Possiamo sapere  cosa ha fatto fino ad oggi nella vita il dr. Greco: “Preferisco vivere nell’ombra, non mi interessa apparire, diciamo solo che ha cercato di dedicare la mia umile esistenza terrena nel campo della beneficenza e del volontariato. Ieri come oggi la mia missione è quella di aggregare, unire, cittadini di diverse comunità, è quanto mi sforzo di fare pure a Pieve di Teco.”

Dicono che lei ha vissuto per 20 anni negli Stati Uniti, è sposato con una cittadina di quel paese. “Si è vero, ma non interessa sapere che lavoro facevo”. E’ stato in missioni di guerra ? “Diciamo solamente che ho vissuto l’Afghanistan”. A Kandahār o Qandahār, in pashtu کندهار, in persiano قندهار) è la seconda città dell’Afghanistan ed è capoluogo dell’omonima provincia, di cui si è scritto tanto nella cronaca di guerra ? ” ” Ho trascorso in quel paese sei anni,  non è il caso di approfondire, ho 60 anni, sono pensionato, ora sono milite della Croce Rossa e non sono un pentito”.

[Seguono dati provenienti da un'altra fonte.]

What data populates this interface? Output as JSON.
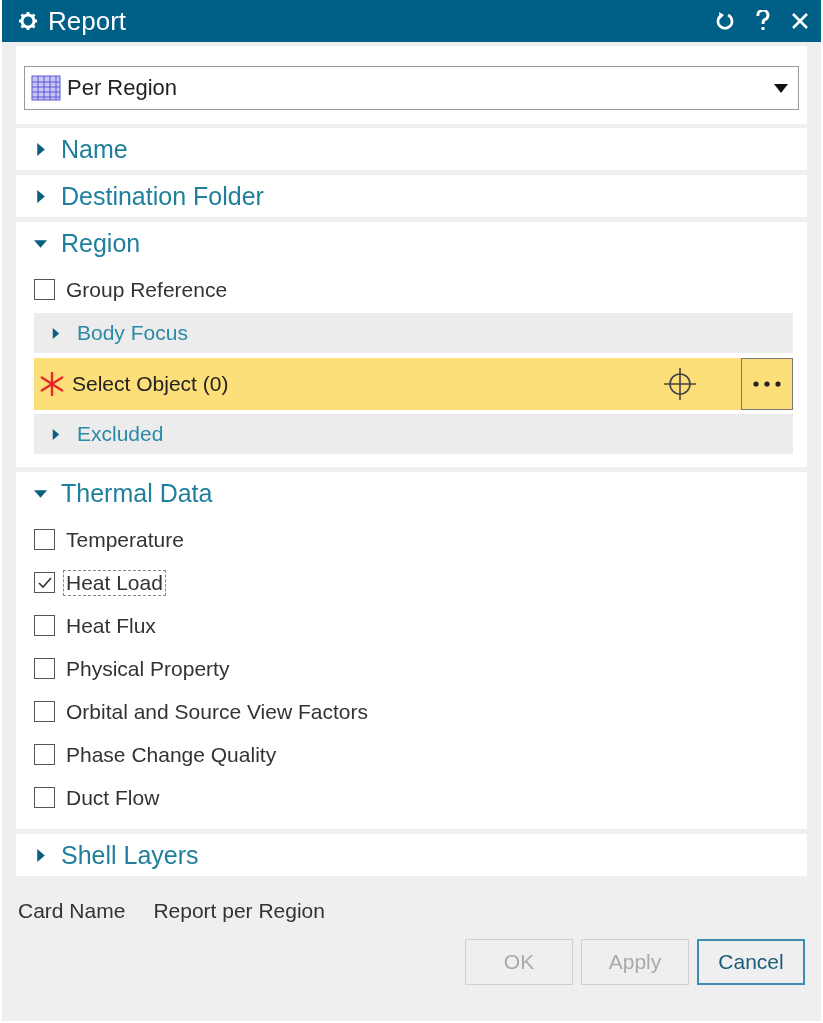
{
  "window": {
    "title": "Report"
  },
  "type_selector": {
    "value": "Per Region"
  },
  "sections": [
    {
      "title": "Name",
      "expanded": false
    },
    {
      "title": "Destination Folder",
      "expanded": false
    },
    {
      "title": "Region",
      "expanded": true,
      "items": [
        {
          "kind": "checkbox",
          "label": "Group Reference",
          "checked": false,
          "focused": false
        },
        {
          "kind": "subsection",
          "label": "Body Focus"
        },
        {
          "kind": "selection",
          "label": "Select Object (0)"
        },
        {
          "kind": "subsection",
          "label": "Excluded"
        }
      ]
    },
    {
      "title": "Thermal Data",
      "expanded": true,
      "items": [
        {
          "kind": "checkbox",
          "label": "Temperature",
          "checked": false,
          "focused": false
        },
        {
          "kind": "checkbox",
          "label": "Heat Load",
          "checked": true,
          "focused": true
        },
        {
          "kind": "checkbox",
          "label": "Heat Flux",
          "checked": false,
          "focused": false
        },
        {
          "kind": "checkbox",
          "label": "Physical Property",
          "checked": false,
          "focused": false
        },
        {
          "kind": "checkbox",
          "label": "Orbital and Source View Factors",
          "checked": false,
          "focused": false
        },
        {
          "kind": "checkbox",
          "label": "Phase Change Quality",
          "checked": false,
          "focused": false
        },
        {
          "kind": "checkbox",
          "label": "Duct Flow",
          "checked": false,
          "focused": false
        }
      ]
    },
    {
      "title": "Shell Layers",
      "expanded": false
    }
  ],
  "card_name": {
    "label": "Card Name",
    "value": "Report per Region"
  },
  "buttons": [
    {
      "label": "OK",
      "disabled": true
    },
    {
      "label": "Apply",
      "disabled": true
    },
    {
      "label": "Cancel",
      "disabled": false
    }
  ]
}
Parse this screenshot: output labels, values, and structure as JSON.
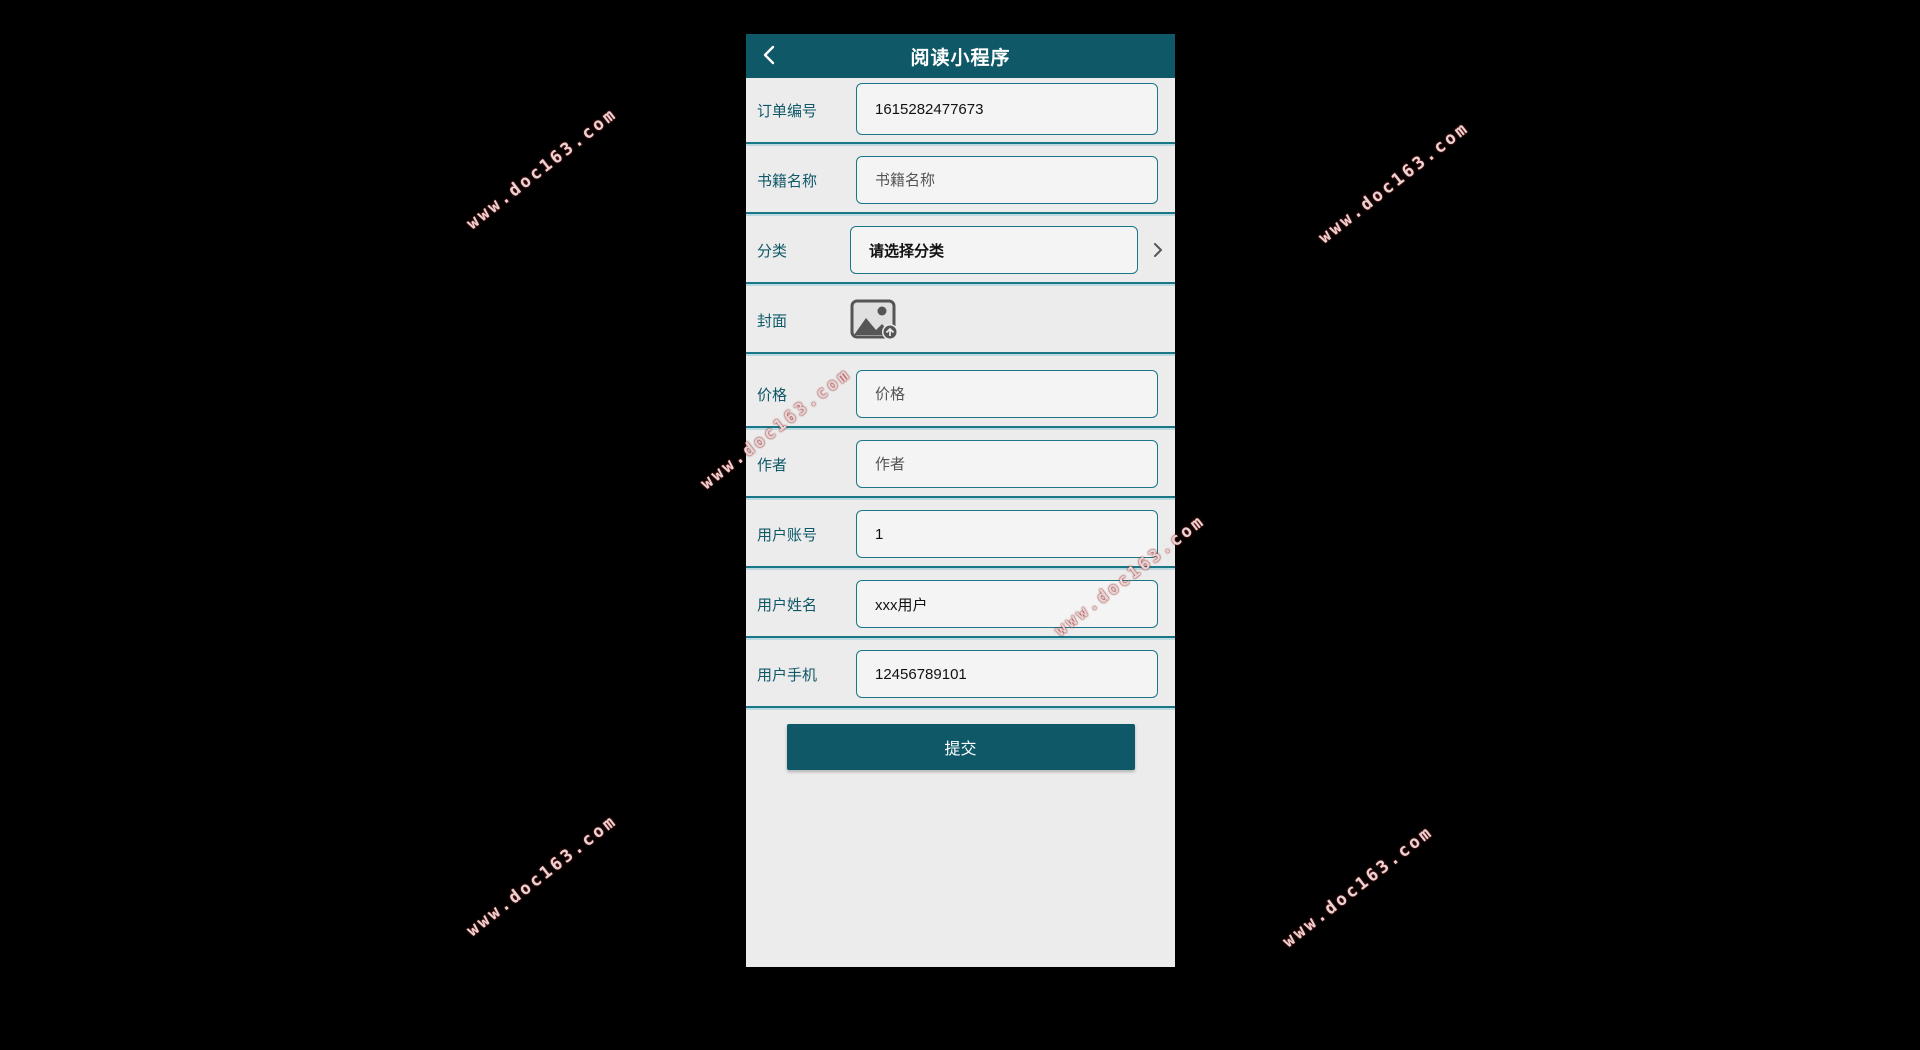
{
  "header": {
    "title": "阅读小程序"
  },
  "form": {
    "order_no": {
      "label": "订单编号",
      "value": "1615282477673"
    },
    "book_name": {
      "label": "书籍名称",
      "placeholder": "书籍名称"
    },
    "category": {
      "label": "分类",
      "value": "请选择分类"
    },
    "cover": {
      "label": "封面"
    },
    "price": {
      "label": "价格",
      "placeholder": "价格"
    },
    "author": {
      "label": "作者",
      "placeholder": "作者"
    },
    "user_account": {
      "label": "用户账号",
      "value": "1"
    },
    "user_name": {
      "label": "用户姓名",
      "value": "xxx用户"
    },
    "user_phone": {
      "label": "用户手机",
      "value": "12456789101"
    }
  },
  "submit_label": "提交",
  "watermark_text": "www.doc163.com",
  "colors": {
    "primary": "#0f5868",
    "border": "#1a7787",
    "background": "#ececec",
    "outer": "#000000"
  }
}
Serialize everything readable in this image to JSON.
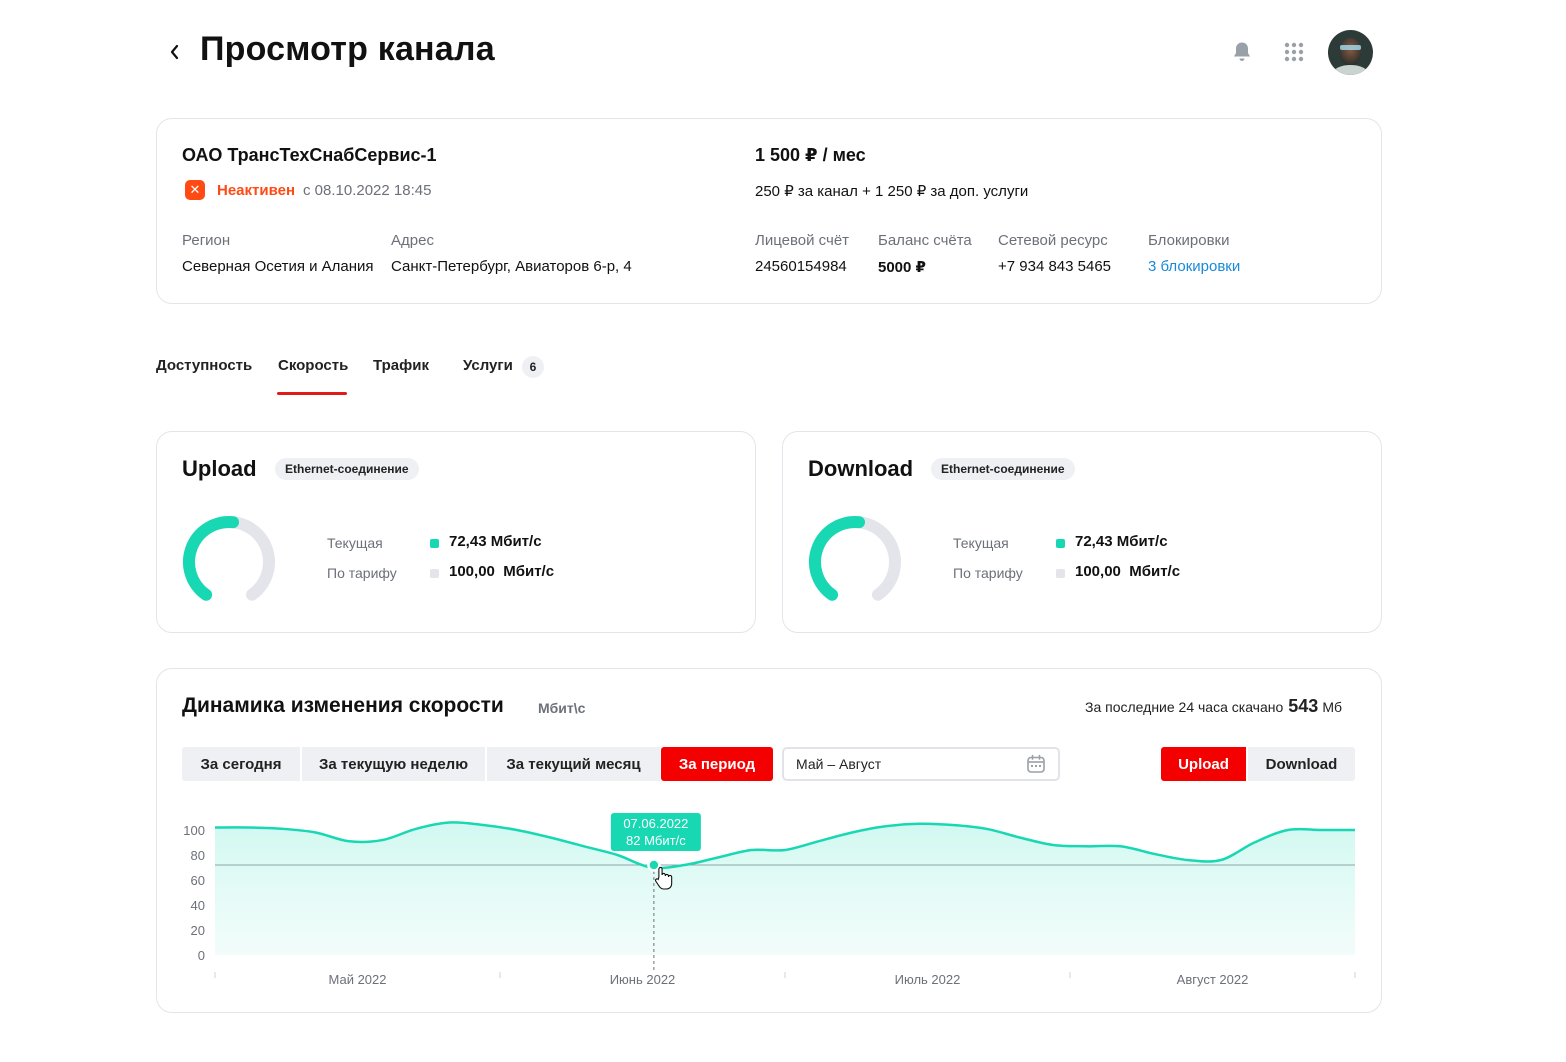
{
  "header": {
    "title": "Просмотр канала",
    "icons": [
      "chevron-left-icon",
      "bell-icon",
      "grid-icon"
    ]
  },
  "channel": {
    "company": "ОАО ТрансТехСнабСервис-1",
    "status": "Неактивен",
    "status_since": "с 08.10.2022 18:45",
    "status_color": "#ff4a14",
    "region_label": "Регион",
    "region_value": "Северная Осетия и Алания",
    "address_label": "Адрес",
    "address_value": "Санкт-Петербург, Авиаторов 6-р, 4",
    "price": "1 500 ₽ / мес",
    "price_breakdown": "250 ₽ за канал + 1 250 ₽ за доп. услуги",
    "account_label": "Лицевой счёт",
    "account_value": "24560154984",
    "balance_label": "Баланс счёта",
    "balance_value": "5000 ₽",
    "resource_label": "Сетевой ресурс",
    "resource_value": "+7 934 843 5465",
    "blocks_label": "Блокировки",
    "blocks_value": "3 блокировки"
  },
  "tabs": [
    {
      "label": "Доступность"
    },
    {
      "label": "Скорость"
    },
    {
      "label": "Трафик"
    },
    {
      "label": "Услуги",
      "badge": "6"
    }
  ],
  "active_tab": "Скорость",
  "upload": {
    "title": "Upload",
    "connection": "Ethernet-соединение",
    "current_label": "Текущая",
    "current_value": "72,43 Мбит/с",
    "tariff_label": "По тарифу",
    "tariff_value": "100,00  Мбит/с",
    "fill": 0.7243
  },
  "download": {
    "title": "Download",
    "connection": "Ethernet-соединение",
    "current_label": "Текущая",
    "current_value": "72,43 Мбит/с",
    "tariff_label": "По тарифу",
    "tariff_value": "100,00  Мбит/с",
    "fill": 0.7243
  },
  "dynamics": {
    "title": "Динамика изменения скорости",
    "unit": "Мбит\\с",
    "summary_prefix": "За последние 24 часа скачано",
    "summary_value": "543",
    "summary_unit": "Мб",
    "periods": [
      "За сегодня",
      "За текущую неделю",
      "За текущий месяц",
      "За период"
    ],
    "active_period": "За период",
    "date_range": "Май – Август",
    "direction": [
      "Upload",
      "Download"
    ],
    "active_direction": "Upload"
  },
  "colors": {
    "accent_red": "#f40000",
    "teal": "#18d8b4",
    "gauge_track": "#e3e5ea",
    "link_blue": "#1a8ad8"
  },
  "chart_data": {
    "type": "area",
    "y_ticks": [
      "100",
      "80",
      "60",
      "40",
      "20",
      "0"
    ],
    "ylim": [
      0,
      100
    ],
    "x_ticks": [
      "Май 2022",
      "Июнь 2022",
      "Июль 2022",
      "Август 2022"
    ],
    "threshold": 72,
    "tooltip": {
      "date": "07.06.2022",
      "value": "82 Мбит/с"
    },
    "series": [
      {
        "values": [
          102,
          102,
          101,
          98,
          91,
          92,
          101,
          106,
          104,
          100,
          94,
          87,
          80,
          70,
          72,
          78,
          84,
          84,
          91,
          98,
          103,
          105,
          104,
          101,
          94,
          88,
          87,
          87,
          81,
          76,
          76,
          90,
          100,
          100,
          100
        ]
      }
    ]
  }
}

I cittadini stranieri che hanno comprato ruderi, dimore di campagna e di montagna, a Pieve di Teco e nella Valle Arroscia, sono una risorsa per il commercio, gli artigiani, il mercato immobiliare che contrariamente all’opulenza delle città costiere non ha risentito gli effetti benefici neppure col Piano casa dello Stato e del governo regionale di centro destra. A Pieve, come in valle, i prezzi sono un’opportunità e motivo di richiamo da chi rifugge dal caos, dalla frenesia della vita delle megalopoli, l’inferno del traffico, lo smog, le polveri sottili, da qui l’importanza di fare aggregazione tra italiani, paesani e  la comunità straniera. Commenta Greco: “Hanno aderito con entusiasmo all’Associazione, pagando una tessera di 10 euro, ma rendendosi ben presto conto che il Comune se ne stra frega, se vogliamo rendere vivibile e fare polo di attrazione il parco dobbiamo pagare di tasca nostra, non giudico ovviamente le persone, mi attengo ai fatti. Ora devo andare, ho un impegno”. (L.Cor.)